(Reuters) – Ivanka Trump, the president’s daughter and advisor, was questioned under oath this week in a civil lawsuit alleging embezzlement at a nonprofit for Donald Trump’s inauguration four years ago .
The office of District of Columbia Attorney General Karl Racine revealed in a court file Tuesday that the deposition took place that day.
In a January 2020 lawsuit, Racine claimed that Donald Trump’s real estate business and other entities abused nonprofit funds to enrich the Trump family.
According to the lawsuit, a tax-exempt nonprofit called the 58th Presidential Inauguration Committee coordinated with the Trump family to overpay for event space at the Trump International Hotel in Washington.
Racine’s lawsuit alleged that in one case the nonprofit paid more than $ 300,000 to host a private reception at the Trump Hotel for the president’s three oldest children – Donald Jr., Ivanka and Eric – the opening night of January 20, 2017.
“District law requires nonprofits to use their funds for stated public purposes, not for the benefit of individuals or businesses,” Racine said earlier this year.
His lawsuit is aimed at recovering the million dollars that would have gone directly to the Trump family business.
A White House spokesperson did not immediately respond to a request for comment.
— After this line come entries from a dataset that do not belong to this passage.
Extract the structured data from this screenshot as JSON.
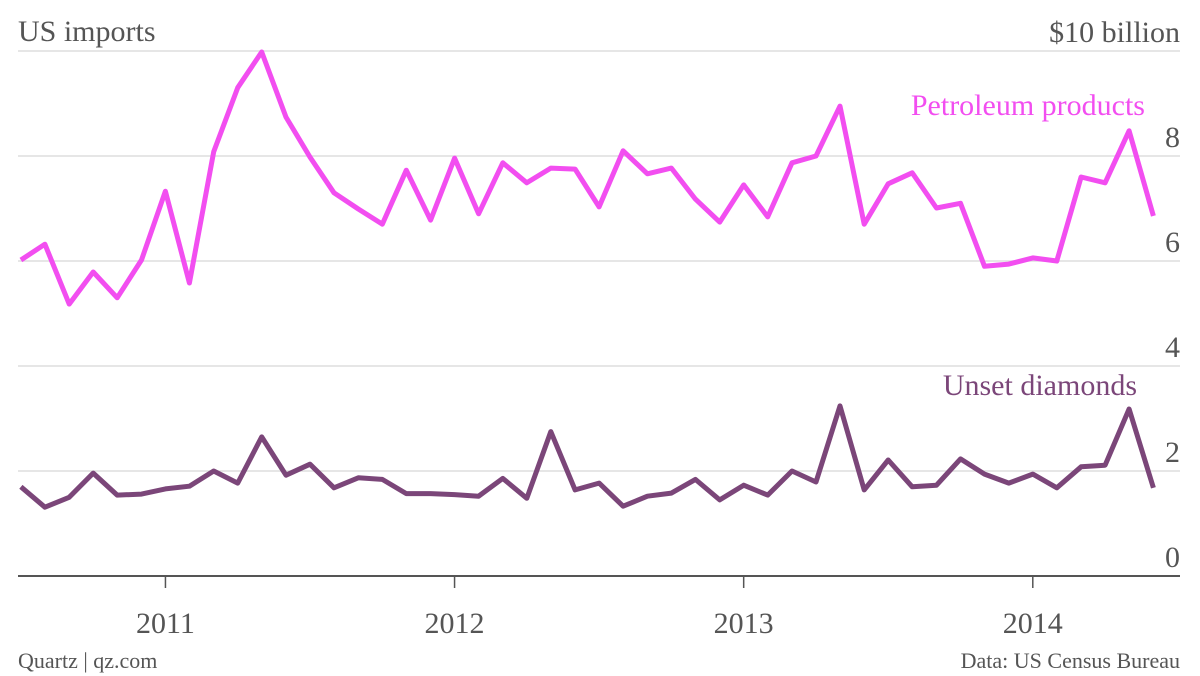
{
  "chart_data": {
    "type": "line",
    "title": "US imports",
    "source": "Data: US Census Bureau",
    "credit": "Quartz | qz.com",
    "x": [
      2010.5,
      2010.583,
      2010.667,
      2010.75,
      2010.833,
      2010.917,
      2011,
      2011.083,
      2011.167,
      2011.25,
      2011.333,
      2011.417,
      2011.5,
      2011.583,
      2011.667,
      2011.75,
      2011.833,
      2011.917,
      2012,
      2012.083,
      2012.167,
      2012.25,
      2012.333,
      2012.417,
      2012.5,
      2012.583,
      2012.667,
      2012.75,
      2012.833,
      2012.917,
      2013,
      2013.083,
      2013.167,
      2013.25,
      2013.333,
      2013.417,
      2013.5,
      2013.583,
      2013.667,
      2013.75,
      2013.833,
      2013.917,
      2014,
      2014.083,
      2014.167,
      2014.25,
      2014.333,
      2014.417
    ],
    "xlim": [
      2010.49,
      2014.44
    ],
    "xticks": [
      2011,
      2012,
      2013,
      2014
    ],
    "ylim": [
      0,
      10.5
    ],
    "yticks": [
      0,
      2,
      4,
      6,
      8,
      {
        "value": 10,
        "label": "$10 billion"
      }
    ],
    "grid": true,
    "series": [
      {
        "name": "Petroleum products",
        "color": "#f24ef0",
        "values": [
          6.02,
          6.32,
          5.18,
          5.79,
          5.3,
          6.02,
          7.33,
          5.58,
          8.08,
          9.3,
          9.98,
          8.74,
          7.98,
          7.3,
          6.99,
          6.7,
          7.73,
          6.78,
          7.96,
          6.9,
          7.87,
          7.49,
          7.77,
          7.75,
          7.03,
          8.1,
          7.66,
          7.77,
          7.18,
          6.74,
          7.45,
          6.84,
          7.87,
          8.0,
          8.95,
          6.7,
          7.47,
          7.68,
          7.01,
          7.1,
          5.9,
          5.94,
          6.06,
          6.0,
          7.6,
          7.49,
          8.48,
          6.86
        ]
      },
      {
        "name": "Unset diamonds",
        "color": "#7b4679",
        "values": [
          1.7,
          1.31,
          1.5,
          1.96,
          1.54,
          1.56,
          1.66,
          1.71,
          2.0,
          1.77,
          2.65,
          1.92,
          2.13,
          1.68,
          1.87,
          1.84,
          1.57,
          1.57,
          1.55,
          1.52,
          1.86,
          1.48,
          2.75,
          1.64,
          1.77,
          1.33,
          1.52,
          1.58,
          1.84,
          1.45,
          1.73,
          1.54,
          2.0,
          1.79,
          3.24,
          1.64,
          2.21,
          1.7,
          1.73,
          2.23,
          1.94,
          1.77,
          1.94,
          1.68,
          2.08,
          2.11,
          3.18,
          1.68
        ]
      }
    ]
  }
}
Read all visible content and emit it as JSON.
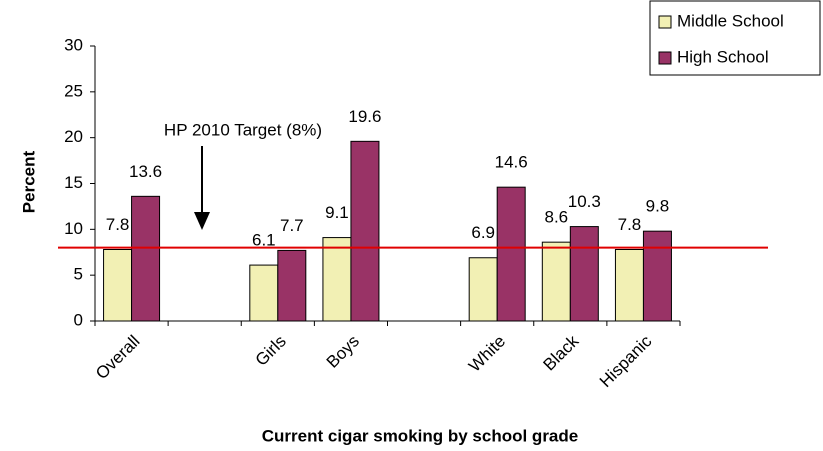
{
  "chart_data": {
    "type": "bar",
    "x_label": "Current cigar smoking by school grade",
    "y_label": "Percent",
    "categories": [
      "Overall",
      null,
      "Girls",
      "Boys",
      null,
      "White",
      "Black",
      "Hispanic"
    ],
    "series": [
      {
        "name": "Middle School",
        "color": "#f2f0b4",
        "values": [
          7.8,
          null,
          6.1,
          9.1,
          null,
          6.9,
          8.6,
          7.8
        ]
      },
      {
        "name": "High School",
        "color": "#993366",
        "values": [
          13.6,
          null,
          7.7,
          19.6,
          null,
          14.6,
          10.3,
          9.8
        ]
      }
    ],
    "ylim": [
      0,
      30
    ],
    "yticks": [
      0,
      5,
      10,
      15,
      20,
      25,
      30
    ],
    "reference_line": {
      "value": 8,
      "color": "#e00000",
      "label": "HP 2010 Target (8%)"
    },
    "legend": "top-right"
  }
}
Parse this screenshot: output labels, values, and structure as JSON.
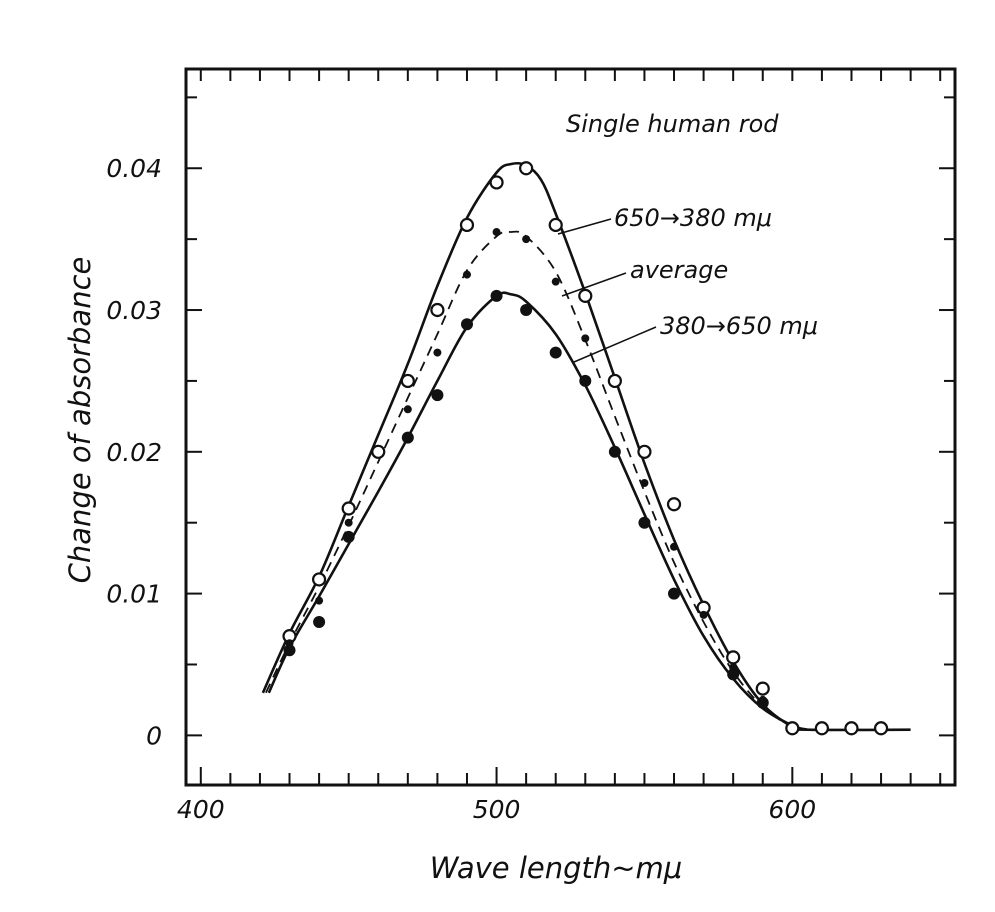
{
  "chart_data": {
    "type": "line",
    "title": "Single human rod",
    "xlabel": "Wave length~mμ",
    "ylabel": "Change of absorbance",
    "xlim": [
      395,
      655
    ],
    "ylim": [
      -0.0035,
      0.047
    ],
    "x_ticks": [
      400,
      500,
      600
    ],
    "x_tick_labels": [
      "400",
      "500",
      "600"
    ],
    "y_ticks": [
      0,
      0.01,
      0.02,
      0.03,
      0.04
    ],
    "y_tick_labels": [
      "0",
      "0.01",
      "0.02",
      "0.03",
      "0.04"
    ],
    "grid": false,
    "series": [
      {
        "name": "650→380 mμ",
        "marker": "open-circle",
        "line": "solid",
        "color": "#111111",
        "points": [
          [
            430,
            0.007
          ],
          [
            440,
            0.011
          ],
          [
            450,
            0.016
          ],
          [
            460,
            0.02
          ],
          [
            470,
            0.025
          ],
          [
            480,
            0.03
          ],
          [
            490,
            0.036
          ],
          [
            500,
            0.039
          ],
          [
            510,
            0.04
          ],
          [
            520,
            0.036
          ],
          [
            530,
            0.031
          ],
          [
            540,
            0.025
          ],
          [
            550,
            0.02
          ],
          [
            560,
            0.0163
          ],
          [
            570,
            0.009
          ],
          [
            580,
            0.0055
          ],
          [
            590,
            0.0033
          ],
          [
            600,
            0.0005
          ],
          [
            610,
            0.0005
          ],
          [
            620,
            0.0005
          ],
          [
            630,
            0.0005
          ]
        ],
        "curve": [
          [
            421,
            0.003
          ],
          [
            430,
            0.0072
          ],
          [
            440,
            0.0112
          ],
          [
            450,
            0.0162
          ],
          [
            460,
            0.0212
          ],
          [
            470,
            0.0262
          ],
          [
            480,
            0.0317
          ],
          [
            490,
            0.0365
          ],
          [
            500,
            0.0397
          ],
          [
            505,
            0.0403
          ],
          [
            510,
            0.0402
          ],
          [
            515,
            0.0392
          ],
          [
            520,
            0.0368
          ],
          [
            530,
            0.0312
          ],
          [
            540,
            0.0252
          ],
          [
            550,
            0.0192
          ],
          [
            560,
            0.0138
          ],
          [
            570,
            0.0092
          ],
          [
            580,
            0.0052
          ],
          [
            590,
            0.0022
          ],
          [
            600,
            0.0006
          ],
          [
            605,
            0.0004
          ],
          [
            640,
            0.0004
          ]
        ]
      },
      {
        "name": "average",
        "marker": "small-dot",
        "line": "dashed",
        "color": "#111111",
        "points": [
          [
            430,
            0.0065
          ],
          [
            440,
            0.0095
          ],
          [
            450,
            0.015
          ],
          [
            470,
            0.023
          ],
          [
            480,
            0.027
          ],
          [
            490,
            0.0325
          ],
          [
            500,
            0.0355
          ],
          [
            510,
            0.035
          ],
          [
            520,
            0.032
          ],
          [
            530,
            0.028
          ],
          [
            550,
            0.0178
          ],
          [
            560,
            0.0133
          ],
          [
            570,
            0.0085
          ],
          [
            580,
            0.0048
          ],
          [
            590,
            0.0025
          ]
        ],
        "curve": [
          [
            422,
            0.003
          ],
          [
            430,
            0.0065
          ],
          [
            440,
            0.0105
          ],
          [
            450,
            0.0148
          ],
          [
            460,
            0.0193
          ],
          [
            470,
            0.0238
          ],
          [
            480,
            0.0283
          ],
          [
            490,
            0.0328
          ],
          [
            500,
            0.0352
          ],
          [
            505,
            0.0355
          ],
          [
            510,
            0.0352
          ],
          [
            520,
            0.0327
          ],
          [
            530,
            0.0279
          ],
          [
            540,
            0.0225
          ],
          [
            550,
            0.0172
          ],
          [
            560,
            0.0122
          ],
          [
            570,
            0.008
          ],
          [
            580,
            0.0045
          ],
          [
            590,
            0.002
          ],
          [
            600,
            0.0006
          ],
          [
            605,
            0.0004
          ]
        ]
      },
      {
        "name": "380→650 mμ",
        "marker": "filled-circle",
        "line": "solid",
        "color": "#111111",
        "points": [
          [
            430,
            0.006
          ],
          [
            440,
            0.008
          ],
          [
            450,
            0.014
          ],
          [
            470,
            0.021
          ],
          [
            480,
            0.024
          ],
          [
            490,
            0.029
          ],
          [
            500,
            0.031
          ],
          [
            510,
            0.03
          ],
          [
            520,
            0.027
          ],
          [
            530,
            0.025
          ],
          [
            540,
            0.02
          ],
          [
            550,
            0.015
          ],
          [
            560,
            0.01
          ],
          [
            580,
            0.0043
          ],
          [
            590,
            0.0023
          ]
        ],
        "curve": [
          [
            423,
            0.003
          ],
          [
            430,
            0.0062
          ],
          [
            440,
            0.0098
          ],
          [
            450,
            0.0135
          ],
          [
            460,
            0.0172
          ],
          [
            470,
            0.021
          ],
          [
            480,
            0.025
          ],
          [
            490,
            0.0288
          ],
          [
            500,
            0.031
          ],
          [
            505,
            0.0311
          ],
          [
            510,
            0.0306
          ],
          [
            520,
            0.0283
          ],
          [
            530,
            0.0247
          ],
          [
            540,
            0.0203
          ],
          [
            550,
            0.0156
          ],
          [
            560,
            0.011
          ],
          [
            570,
            0.007
          ],
          [
            580,
            0.004
          ],
          [
            590,
            0.0019
          ],
          [
            600,
            0.0007
          ],
          [
            605,
            0.0004
          ]
        ]
      }
    ]
  }
}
The inaugural committee said its finances were independently audited and all the money was spent legally.
Although campaign finance laws restrict the size of campaign contributions, groundbreaking committees can accept unlimited donations, including from corporations. The $ 107 million raised by Trump’s inaugural committee, chaired by real estate developer and investor Thomas Barrack, was the largest in history, according to Federal Election Commission documents.
Former Trump campaign aide Richard Gates was vice chairman of the inaugural committee.
Gates was one of many Trump associates convicted in connection with former special counsel Robert Mueller’s investigation into Russian interference in the 2016 election.